Hess sentenced to 12 to 24 years
Judge Harry Ness listened to a couple of people tell the court Thursday morning Gregory Hess was a good guy who contributes to society and shouldn't spend much if any time in jail on the testimony of jailhouse snitches.
The judge wasn't moved, saying he was concerned about Hess' "retaliatory approach" that seems to be the way Hess deals with problems that face him.
"You only have only one solution," Ness said to Hess. "Kill the problem, kill the people."
He then sentenced Hess to a total of 12 to 24 years in state prison for Hess' role in two murder-for-hire plots.
After six hours of deliberation spanning two days in November, a jury found him guilty of one count each of solicitation of first-degree murder, conspiracy to commit first-degree murder and criminal use of a communications facility. Ness sentenced him to 6 to 12 years each for the solicitation and conspiracy charges, time to be served consecutively. A sentence of 1 to 2 years for the other charge will be served consecutively with that time.
Background: Law enforcement said Hess tried to hire fellow inmate Michael Crampton in 2014 to kill Calvin Jones Jr. to prevent Jones from testifying against Hess in another case.
After Crampton went to law enforcement with that information, police said, Hess, 48, Hoff Road in North Codorus Township, tried to have Crampton killed. The prosecution said Hess asked fellow inmate Edward Luttrell to find him someone to do so, so Luttrell hired fellow inmate Deonsae Bryant.
The two-week trial covered both plots. The solicitation charge the jury found Hess guilty of was regarding the hiring of Crampton — the jury decided Hess had hired Crampton to kill Jones.
The other three charges were related to the hit on Crampton. The jury ruled Hess had engaged in a conspiracy to murder the man — and that he'd used a phone in doing so; that's the "criminal use of a communication facility" charge — but did not find him guilty of soliciting Crampton's murder.
Crampton, Luttrell and Bryant all testified for the prosecution. Hess' son, Toby, and Bryant are both co-defendants in this case. Both testified in exchange for consideration in their own cases.
Hess himself addressed the court, denying the charges against him, and saying that he was an "unconventional defendant" because of his contributions to society as a business owner, so he asked for an "unconventional sentence." He and a couple of people who spoke positively for Hess' character said the "jailhouse snitches" shouldn't be trusted.

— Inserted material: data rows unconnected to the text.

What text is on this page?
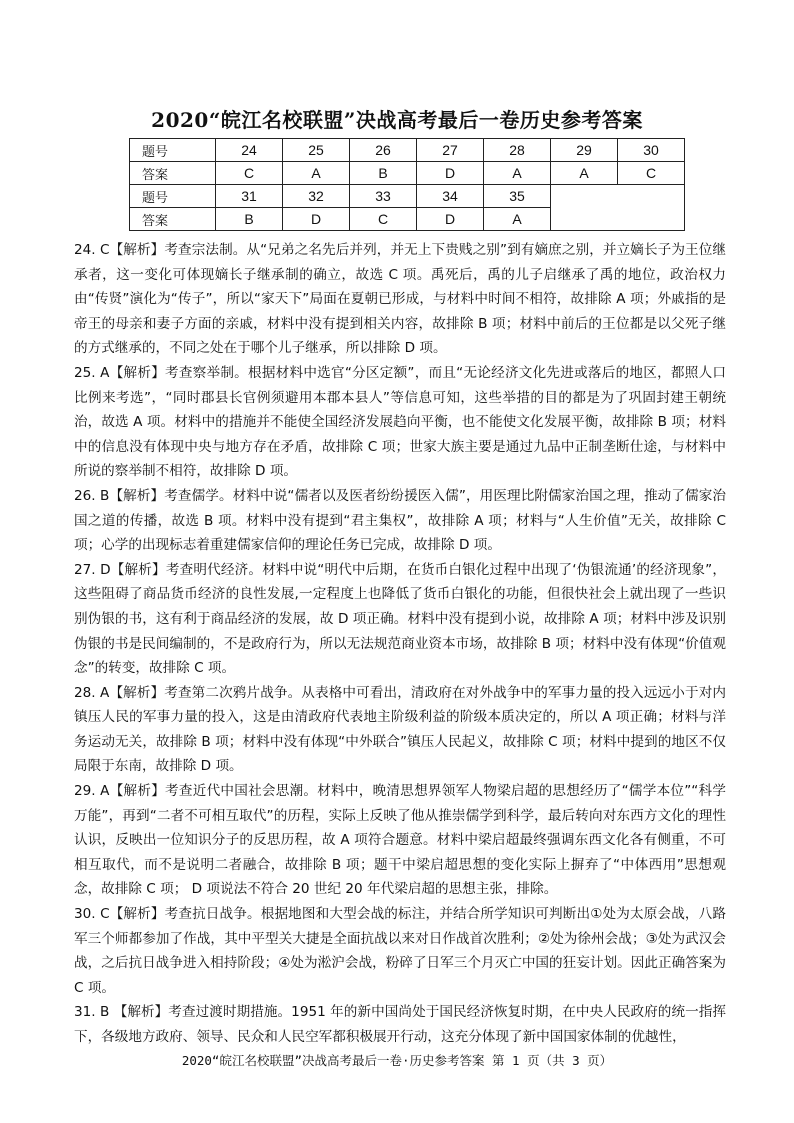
2020“皖江名校联盟”决战高考最后一卷历史参考答案
题号	24	25	26	27	28	29	30
答案	C	A	B	D	A	A	C
题号	31	32	33	34	35		
答案	B	D	C	D	A		

24. C【解析】考查宗法制。从“兄弟之名先后并列，并无上下贵贱之别”到有嫡庶之别，并立嫡长子为王位继承者，这一变化可体现嫡长子继承制的确立，故选 C 项。禹死后，禹的儿子启继承了禹的地位，政治权力由“传贤”演化为“传子”，所以“家天下”局面在夏朝已形成，与材料中时间不相符，故排除 A 项；外戚指的是帝王的母亲和妻子方面的亲戚，材料中没有提到相关内容，故排除 B 项；材料中前后的王位都是以父死子继的方式继承的，不同之处在于哪个儿子继承，所以排除 D 项。

25. A【解析】考查察举制。根据材料中选官“分区定额”，而且“无论经济文化先进或落后的地区，都照人口比例来考选”，“同时郡县长官例须避用本郡本县人”等信息可知，这些举措的目的都是为了巩固封建王朝统治，故选 A 项。材料中的措施并不能使全国经济发展趋向平衡，也不能使文化发展平衡，故排除 B 项；材料中的信息没有体现中央与地方存在矛盾，故排除 C 项；世家大族主要是通过九品中正制垄断仕途，与材料中所说的察举制不相符，故排除 D 项。

26. B【解析】考查儒学。材料中说“儒者以及医者纷纷援医入儒”，用医理比附儒家治国之理，推动了儒家治国之道的传播，故选 B 项。材料中没有提到“君主集权”，故排除 A 项；材料与“人生价值”无关，故排除 C 项；心学的出现标志着重建儒家信仰的理论任务已完成，故排除 D 项。

27. D【解析】考查明代经济。材料中说“明代中后期，在货币白银化过程中出现了‘伪银流通’的经济现象”，这些阻碍了商品货币经济的良性发展,一定程度上也降低了货币白银化的功能，但很快社会上就出现了一些识别伪银的书，这有利于商品经济的发展，故 D 项正确。材料中没有提到小说，故排除 A 项；材料中涉及识别伪银的书是民间编制的，不是政府行为，所以无法规范商业资本市场，故排除 B 项；材料中没有体现“价值观念”的转变，故排除 C 项。

28. A【解析】考查第二次鸦片战争。从表格中可看出，清政府在对外战争中的军事力量的投入远远小于对内镇压人民的军事力量的投入，这是由清政府代表地主阶级利益的阶级本质决定的，所以 A 项正确；材料与洋务运动无关，故排除 B 项；材料中没有体现“中外联合”镇压人民起义，故排除 C 项；材料中提到的地区不仅局限于东南，故排除 D 项。

29. A【解析】考查近代中国社会思潮。材料中，晚清思想界领军人物梁启超的思想经历了“儒学本位”“科学万能”，再到“二者不可相互取代”的历程，实际上反映了他从推崇儒学到科学，最后转向对东西方文化的理性认识，反映出一位知识分子的反思历程，故 A 项符合题意。材料中梁启超最终强调东西文化各有侧重，不可相互取代，而不是说明二者融合，故排除 B 项；题干中梁启超思想的变化实际上摒弃了“中体西用”思想观念，故排除 C 项； D 项说法不符合 20 世纪 20 年代梁启超的思想主张，排除。

30. C【解析】考查抗日战争。根据地图和大型会战的标注，并结合所学知识可判断出①处为太原会战，八路军三个师都参加了作战，其中平型关大捷是全面抗战以来对日作战首次胜利；②处为徐州会战；③处为武汉会战，之后抗日战争进入相持阶段；④处为淞沪会战，粉碎了日军三个月灭亡中国的狂妄计划。因此正确答案为 C 项。

31. B 【解析】考查过渡时期措施。1951 年的新中国尚处于国民经济恢复时期，在中央人民政府的统一指挥下，各级地方政府、领导、民众和人民空军都积极展开行动，这充分体现了新中国国家体制的优越性，

2020“皖江名校联盟”决战高考最后一卷·历史参考答案 第 1 页（共 3 页）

Ness didn't feel that should lead to a lesser sentence.
"There's a great deal of charm in calling (Crampton and Lutrell) 'turds of society,' which is a pretty accurate description of them," the judge said, addressing Hess. "But you were still convicted."
Hess sat quietly after the judge handed down his sentence, but his daughter, Brooke, who testified during the trial, doubled over, crying.
The reason why Hess wanted Crampton to kill Jones is because Jones was testifying in a separate case that Hess had hired him to kill Hess' then-wife's lover. Hess was acquitted on those charges in a trial earlier this year.
"I thank God the jury was intelligent enough to see through" the lies of the prosecutions witnesses in the first trial, said Farley Holt, one of Hess' attorneys. "I'm dumbfound as to how a jury (in this trial) could have believed the snitches."
Hess, who had remained free since his conviction and for months before it, will get credit for the 282 days he's served in jail related to this case.